After hundreds of presentations on Japanese culture the past two years, Rumi Mitsubayashi ended her stay in Valparaiso doing what she loved best — teaching young children about calligraphy.

A recent summer library program entitled Colossal Calligraphy allowed the expert on Japanese culture to share her gifts and passions one more time before returning to her country to seek new employment.

As Japan outreach coordinator in the Chinese and Japanese Studies Program at Valparaiso University, Mitsubayashi spent the last two years introducing people of all ages to Japanese culture. She visited all the public schools in the area, as well as several nursing homes and adult day care centers. But she said she spent more time at the Porter County Public Library than anywhere else.

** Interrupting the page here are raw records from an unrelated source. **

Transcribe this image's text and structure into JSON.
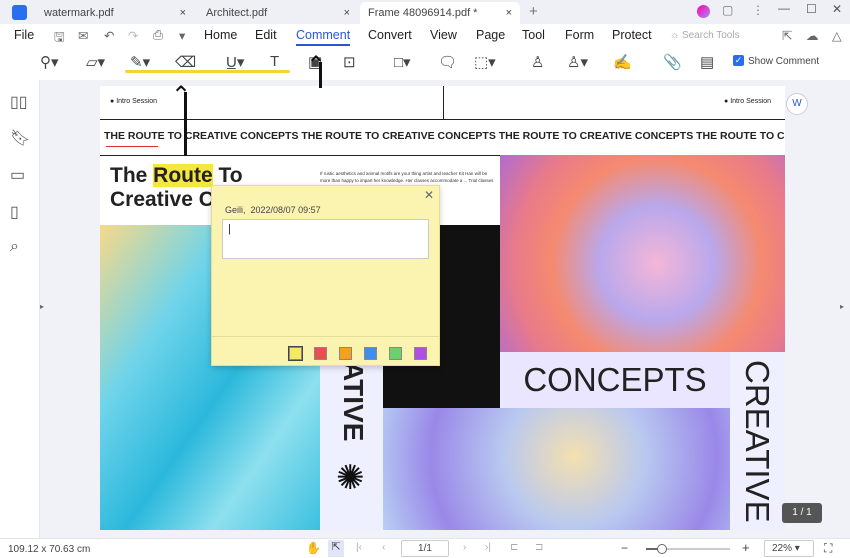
{
  "tabs": [
    {
      "label": "watermark.pdf"
    },
    {
      "label": "Architect.pdf"
    },
    {
      "label": "Frame 48096914.pdf *"
    }
  ],
  "menu": {
    "file": "File",
    "items": [
      "Home",
      "Edit",
      "Comment",
      "Convert",
      "View",
      "Page",
      "Tool",
      "Form",
      "Protect"
    ],
    "active": "Comment",
    "search_placeholder": "Search Tools"
  },
  "toolbar": {
    "show_comment": "Show Comment",
    "show_comment_checked": true
  },
  "document": {
    "intro_left": "Intro Session",
    "intro_right": "Intro Session",
    "banner": "THE ROUTE TO CREATIVE CONCEPTS THE ROUTE TO CREATIVE CONCEPTS THE ROUTE TO CREATIVE CONCEPTS THE ROUTE TO CREATIVE CONCEPTS",
    "title_line1_a": "The ",
    "title_highlight": "Route",
    "title_line1_b": " To",
    "title_line2": "Creative C",
    "paragraph": "If rustic aesthetics and animal motifs are your thing artist and teacher Kit Han will be more than happy to impart her knowledge. Her classes accommodate a ... Trial classes for ... 've gained more ... eaks to be the most",
    "concepts": "CONCEPTS",
    "creative_vertical": "CREATIVE",
    "creative_partial": "ATIVE"
  },
  "note": {
    "author": "Geili,",
    "timestamp": "2022/08/07 09:57",
    "text": "",
    "colors": [
      "#f5e960",
      "#e85050",
      "#f5a020",
      "#3d8ef0",
      "#6cd06c",
      "#b04ee8"
    ]
  },
  "page_badge": "1 / 1",
  "status": {
    "dimensions": "109.12 x 70.63 cm",
    "page_input": "1/1",
    "zoom": "22%",
    "zoom_level_percent": 22
  },
  "accent": "#2a55d8"
}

“I have gone to hundreds of schools and talked to thousands of people in Northwest Indiana,” she said. “I went to most places once or twice. But I’ve been to the Valparaiso library more than five times (presenting programs). The library is good. This is my favorite place and some of my favorite people.”

Mitsubayashi, who comes from the Shiga Prefecture in the middle part of Japan, arrived in Valparaiso two summers ago after graduating from Ryukoku University in Kyoto, Japan. She studied intercultural communication with a minor in education.

“I have been a small-culture education ambassador,” she said, “and it was a pleasure to come here.”

Despite the fact that she’s lived two years in the United States, the 20 kindergarten through fifth-graders at the program had some difficulty understanding Mitsubayashi at first, because of her thick accent. She introduced herself and the art of calligraphy, then showed the students the artistic elements that were needed.

She encouraged the students to touch both the rough and smooth sides of the rice paper they would be drawing on, then discussed the ink they would be using.

“What tree do you think this ink comes from?” she asked, finally getting the answer she wanted — the bamboo tree.

The group worked together making Japanese cards out of origami then practiced some beginning calligraphy by copying some significant words in the Japanese language — words like “friend,” “hope,” “love” and “peace.”

Learning calligraphy for the first time was Emma Lovett, 11, of Valparaiso. She attended with her cousin Lauren Skadberg, 10, also of Valparaiso.

“I learned about Japan in Girl Scouts once,” Emma said. She liked the beautiful origami crane that she decorated her card with.

Using brushes made from either raccoon or horse hair, Mitsubayashi taught the students to mix a little water in the ink and coat their brushes, then drain off most of the ink. They began by learning the Japanese word for “friend,” using a series of five brushstrokes.

Soon rice papers were piling up around each of the students as they became less and less intimidated to try new words. The final word they learned was “dream,” using a total of 16 brushstrokes. It’s also Mitsubayashi’s favorite word.

“The symbols looked hard to make,” Emma said, “but actually were easy when taken step by step.”

By the end of the class, Lauren was holding her brush like an expert.

“I had fun learning the words,” she said. “I like drawing. This may be useful in my drawing.”

Mitsubayashi’s dream, once she returns to Japan, is to begin teaching American education and culture to students in Japan.